Indicated Guidelines Range: 30-37 months
Conviction/Plea Date: 1/8/13
Age at Conviction: 79
Bank: UBS and an unnamed Liechtenstein bank.
Estimated Tax Loss: Per plea - $400,000 - $1 million
High Balance: > $43,000,000 (year end)
FBAR Penalty: $21,666,929 (50% of year-end high balance)
Court: SD FL
Judge: Kenneth L. Ryskamp (Wikipedia entry here)
Article: David Voreacos, UBS Client Pleads Guilty in U.S. Tax Case in Florida (Bloomberg 1/8/12) here.

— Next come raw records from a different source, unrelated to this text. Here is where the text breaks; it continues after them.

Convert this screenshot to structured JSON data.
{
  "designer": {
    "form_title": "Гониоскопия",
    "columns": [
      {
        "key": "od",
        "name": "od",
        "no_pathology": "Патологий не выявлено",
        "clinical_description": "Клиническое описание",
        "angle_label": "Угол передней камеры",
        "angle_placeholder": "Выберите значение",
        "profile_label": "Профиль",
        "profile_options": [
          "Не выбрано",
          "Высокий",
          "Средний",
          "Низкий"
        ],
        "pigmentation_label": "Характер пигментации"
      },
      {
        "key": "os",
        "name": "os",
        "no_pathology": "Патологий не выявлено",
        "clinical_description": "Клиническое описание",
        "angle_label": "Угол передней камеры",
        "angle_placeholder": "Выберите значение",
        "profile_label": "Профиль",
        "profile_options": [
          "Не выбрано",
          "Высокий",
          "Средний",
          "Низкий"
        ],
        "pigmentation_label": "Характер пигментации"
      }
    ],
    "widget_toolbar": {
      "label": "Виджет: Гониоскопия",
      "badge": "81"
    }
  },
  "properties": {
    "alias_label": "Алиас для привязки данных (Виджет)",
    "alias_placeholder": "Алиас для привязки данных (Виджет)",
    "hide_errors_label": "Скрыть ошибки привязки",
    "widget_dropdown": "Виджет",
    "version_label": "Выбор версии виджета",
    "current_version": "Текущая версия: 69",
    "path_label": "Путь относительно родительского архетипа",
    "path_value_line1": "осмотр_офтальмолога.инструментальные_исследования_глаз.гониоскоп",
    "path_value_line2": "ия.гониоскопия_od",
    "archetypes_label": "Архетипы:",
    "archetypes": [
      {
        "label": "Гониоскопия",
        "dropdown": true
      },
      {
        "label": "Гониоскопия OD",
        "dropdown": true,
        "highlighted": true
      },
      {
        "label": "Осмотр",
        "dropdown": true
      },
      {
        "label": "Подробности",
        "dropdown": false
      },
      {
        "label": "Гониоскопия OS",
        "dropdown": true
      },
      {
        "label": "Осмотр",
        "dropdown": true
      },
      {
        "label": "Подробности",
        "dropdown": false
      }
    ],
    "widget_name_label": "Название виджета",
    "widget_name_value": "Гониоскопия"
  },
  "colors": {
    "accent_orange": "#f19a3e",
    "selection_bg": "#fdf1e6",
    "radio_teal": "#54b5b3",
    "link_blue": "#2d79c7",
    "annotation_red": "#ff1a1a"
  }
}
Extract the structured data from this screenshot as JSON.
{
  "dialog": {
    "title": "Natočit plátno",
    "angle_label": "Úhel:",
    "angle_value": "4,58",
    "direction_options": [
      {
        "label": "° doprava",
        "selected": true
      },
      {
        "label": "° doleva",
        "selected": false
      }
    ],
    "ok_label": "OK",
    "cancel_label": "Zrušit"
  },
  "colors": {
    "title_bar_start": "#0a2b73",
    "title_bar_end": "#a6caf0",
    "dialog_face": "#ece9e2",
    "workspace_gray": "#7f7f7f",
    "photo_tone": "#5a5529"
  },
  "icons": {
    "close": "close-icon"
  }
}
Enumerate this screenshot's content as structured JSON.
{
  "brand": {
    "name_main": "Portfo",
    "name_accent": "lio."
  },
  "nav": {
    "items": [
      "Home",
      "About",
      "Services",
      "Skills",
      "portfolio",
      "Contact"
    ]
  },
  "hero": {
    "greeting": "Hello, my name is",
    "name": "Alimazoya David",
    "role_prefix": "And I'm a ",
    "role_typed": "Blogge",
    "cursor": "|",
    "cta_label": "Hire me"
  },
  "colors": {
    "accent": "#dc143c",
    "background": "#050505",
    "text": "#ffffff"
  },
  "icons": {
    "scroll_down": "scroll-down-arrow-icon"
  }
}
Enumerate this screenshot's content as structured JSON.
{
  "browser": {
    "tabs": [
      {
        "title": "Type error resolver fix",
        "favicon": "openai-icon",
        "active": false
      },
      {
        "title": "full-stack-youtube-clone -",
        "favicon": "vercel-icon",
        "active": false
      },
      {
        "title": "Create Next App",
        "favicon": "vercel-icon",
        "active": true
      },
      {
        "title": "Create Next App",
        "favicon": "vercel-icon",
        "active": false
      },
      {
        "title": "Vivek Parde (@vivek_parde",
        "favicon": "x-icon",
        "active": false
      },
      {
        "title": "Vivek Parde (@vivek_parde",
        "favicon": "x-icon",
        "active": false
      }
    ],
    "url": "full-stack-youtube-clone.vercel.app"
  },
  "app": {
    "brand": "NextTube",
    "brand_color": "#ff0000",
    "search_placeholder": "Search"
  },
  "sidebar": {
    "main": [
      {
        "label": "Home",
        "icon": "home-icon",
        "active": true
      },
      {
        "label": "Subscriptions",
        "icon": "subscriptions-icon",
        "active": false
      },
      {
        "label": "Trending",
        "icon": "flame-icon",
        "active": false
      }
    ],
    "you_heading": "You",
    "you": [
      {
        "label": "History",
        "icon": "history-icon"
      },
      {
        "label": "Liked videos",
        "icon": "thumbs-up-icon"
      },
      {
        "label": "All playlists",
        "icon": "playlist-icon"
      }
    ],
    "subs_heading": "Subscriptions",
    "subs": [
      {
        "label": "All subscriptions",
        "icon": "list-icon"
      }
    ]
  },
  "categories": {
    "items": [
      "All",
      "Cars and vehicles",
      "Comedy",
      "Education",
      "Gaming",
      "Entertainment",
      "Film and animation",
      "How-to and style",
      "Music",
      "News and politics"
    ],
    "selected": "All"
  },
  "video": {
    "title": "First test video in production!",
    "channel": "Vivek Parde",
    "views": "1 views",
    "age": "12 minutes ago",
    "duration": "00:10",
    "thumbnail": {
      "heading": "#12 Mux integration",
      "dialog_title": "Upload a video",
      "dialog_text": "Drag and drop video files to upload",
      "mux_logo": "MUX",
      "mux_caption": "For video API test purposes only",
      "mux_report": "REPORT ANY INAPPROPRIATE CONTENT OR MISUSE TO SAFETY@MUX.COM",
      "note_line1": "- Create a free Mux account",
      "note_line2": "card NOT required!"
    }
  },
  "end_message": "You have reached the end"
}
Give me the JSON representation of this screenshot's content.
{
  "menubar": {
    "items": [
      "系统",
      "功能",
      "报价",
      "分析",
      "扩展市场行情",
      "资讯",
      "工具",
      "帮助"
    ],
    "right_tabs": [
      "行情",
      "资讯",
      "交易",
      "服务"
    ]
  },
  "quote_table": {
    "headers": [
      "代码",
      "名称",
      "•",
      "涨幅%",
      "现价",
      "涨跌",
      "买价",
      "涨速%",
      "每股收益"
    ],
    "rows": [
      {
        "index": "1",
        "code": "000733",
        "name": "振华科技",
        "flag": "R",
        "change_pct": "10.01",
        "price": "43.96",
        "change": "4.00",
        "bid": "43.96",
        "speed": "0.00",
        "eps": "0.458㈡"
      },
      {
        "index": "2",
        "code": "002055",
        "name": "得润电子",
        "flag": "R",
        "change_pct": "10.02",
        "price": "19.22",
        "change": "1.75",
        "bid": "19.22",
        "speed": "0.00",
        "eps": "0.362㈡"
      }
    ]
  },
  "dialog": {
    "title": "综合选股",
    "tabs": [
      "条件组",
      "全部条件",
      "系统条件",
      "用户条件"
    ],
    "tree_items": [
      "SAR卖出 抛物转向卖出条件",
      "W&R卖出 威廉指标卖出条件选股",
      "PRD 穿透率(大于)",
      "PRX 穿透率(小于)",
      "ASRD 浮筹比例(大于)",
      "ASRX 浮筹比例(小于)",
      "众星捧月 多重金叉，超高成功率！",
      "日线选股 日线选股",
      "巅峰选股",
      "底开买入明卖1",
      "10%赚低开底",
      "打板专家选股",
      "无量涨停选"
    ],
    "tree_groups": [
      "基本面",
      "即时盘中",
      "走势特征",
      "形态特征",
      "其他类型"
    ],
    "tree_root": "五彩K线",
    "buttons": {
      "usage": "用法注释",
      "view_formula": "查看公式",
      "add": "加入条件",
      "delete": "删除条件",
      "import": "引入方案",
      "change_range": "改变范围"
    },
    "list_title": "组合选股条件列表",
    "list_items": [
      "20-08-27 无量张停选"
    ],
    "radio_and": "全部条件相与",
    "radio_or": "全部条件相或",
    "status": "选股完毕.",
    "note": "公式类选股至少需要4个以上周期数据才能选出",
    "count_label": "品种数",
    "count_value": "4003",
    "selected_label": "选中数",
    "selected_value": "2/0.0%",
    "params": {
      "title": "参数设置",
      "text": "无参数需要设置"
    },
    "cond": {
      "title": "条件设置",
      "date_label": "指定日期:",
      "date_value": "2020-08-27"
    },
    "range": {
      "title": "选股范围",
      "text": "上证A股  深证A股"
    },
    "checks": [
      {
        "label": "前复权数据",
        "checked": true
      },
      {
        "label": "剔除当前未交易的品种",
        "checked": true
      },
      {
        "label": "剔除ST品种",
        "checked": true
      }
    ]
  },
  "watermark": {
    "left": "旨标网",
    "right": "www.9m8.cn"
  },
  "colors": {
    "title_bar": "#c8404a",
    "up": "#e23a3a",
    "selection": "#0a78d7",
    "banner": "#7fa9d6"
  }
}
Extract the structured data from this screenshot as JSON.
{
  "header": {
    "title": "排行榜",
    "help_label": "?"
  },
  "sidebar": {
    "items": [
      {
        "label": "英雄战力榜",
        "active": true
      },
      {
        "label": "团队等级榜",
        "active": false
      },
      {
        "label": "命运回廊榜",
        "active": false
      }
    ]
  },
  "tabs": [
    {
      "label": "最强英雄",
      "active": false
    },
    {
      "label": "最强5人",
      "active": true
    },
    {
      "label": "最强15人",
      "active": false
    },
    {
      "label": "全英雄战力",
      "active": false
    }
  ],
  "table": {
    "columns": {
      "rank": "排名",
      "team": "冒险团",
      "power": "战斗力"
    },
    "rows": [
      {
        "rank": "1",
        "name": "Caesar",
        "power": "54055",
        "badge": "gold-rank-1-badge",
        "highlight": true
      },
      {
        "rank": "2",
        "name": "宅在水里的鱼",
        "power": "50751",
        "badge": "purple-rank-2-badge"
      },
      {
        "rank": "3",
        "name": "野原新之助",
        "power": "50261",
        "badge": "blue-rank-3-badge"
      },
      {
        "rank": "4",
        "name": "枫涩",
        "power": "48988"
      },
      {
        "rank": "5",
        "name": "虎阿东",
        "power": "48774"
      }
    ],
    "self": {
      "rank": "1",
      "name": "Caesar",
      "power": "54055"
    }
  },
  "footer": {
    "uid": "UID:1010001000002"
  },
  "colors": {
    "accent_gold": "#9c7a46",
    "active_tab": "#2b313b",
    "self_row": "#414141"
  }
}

Some points I found interesting:
Civil Statute of Limitations Issues
The plea agreement provides:
9. The defendant agrees to cooperate with the Internal Revenue Service ("lRS'') in its civil examination, determination, assessment, and collection of income taxes related to the defendant's 200l through 2007 income tax returns, and further agrees not to conceal, transfer, or dissipate funds or property that could be used to satisfy such taxes, penalties, and interest. The defendant agrees to provide the IRS any documentation in the defendant's possession and/or control requested by the IRS in connection with its civil examination, determination, assessment, and collection of such income taxes prior to sentencing. The defendant further knowingly and voluntarily agrees to waive any statute of limitations with respect to assessment and collection of the defendant's individual and corporate/entity tax liabilities concerning tax years 2001 through 2007.Question to readers: Can a taxpayer waive an expired statute of limitations? I am not so sure. Section 6401(a)(1) provides that "The term “overpayment” includes that part of the amount of the payment of any internal revenue tax which is assessed or collected after the expiration of the period of limitation properly applicable thereto." Further, Section 6501(c)(4) provides that extensions by agreement must be signed "before the expiration of the time prescribed." It is my understanding that, as a consequence of these provisions, an agreement to extend or a waiver of the statute of limitations would not be effective. Of course, for years in which the taxpayer's conduct rose to the level of fraud, the unlimited statute of limitations would apply. Section 6501(c)(1). But, this provision assumes that the fraud unlimited statute of limitations may not be applicable. Note in this regard that relatively small amounts involved in some of the years (2002, 2003, 2004) and there is no tax loss indicated for 2005.
Waiver of Rule 6(e)
The plea agreement provides:
10. The defendant further agrees that any evidence, including statements and documents, provided to the United States by the defendant pursuant to a Proffer Agreement, without any limitations, can be utilized by the United States in its civil examination, determination, assessment, and collection of income taxes related to his income tax returns and any related corporate/entity tax returns, or any other civil proceeding. The United States does not deem this, in any way, to be a waiver of the defendant's attorney-client privilege with respect to any attorney.I think this is a waiver intended to permit the IRS to use information and documents that might otherwise be subject to Rule 6(e). I am not sure that legally that can be done, but at least the defendant gives up her right to complain about it.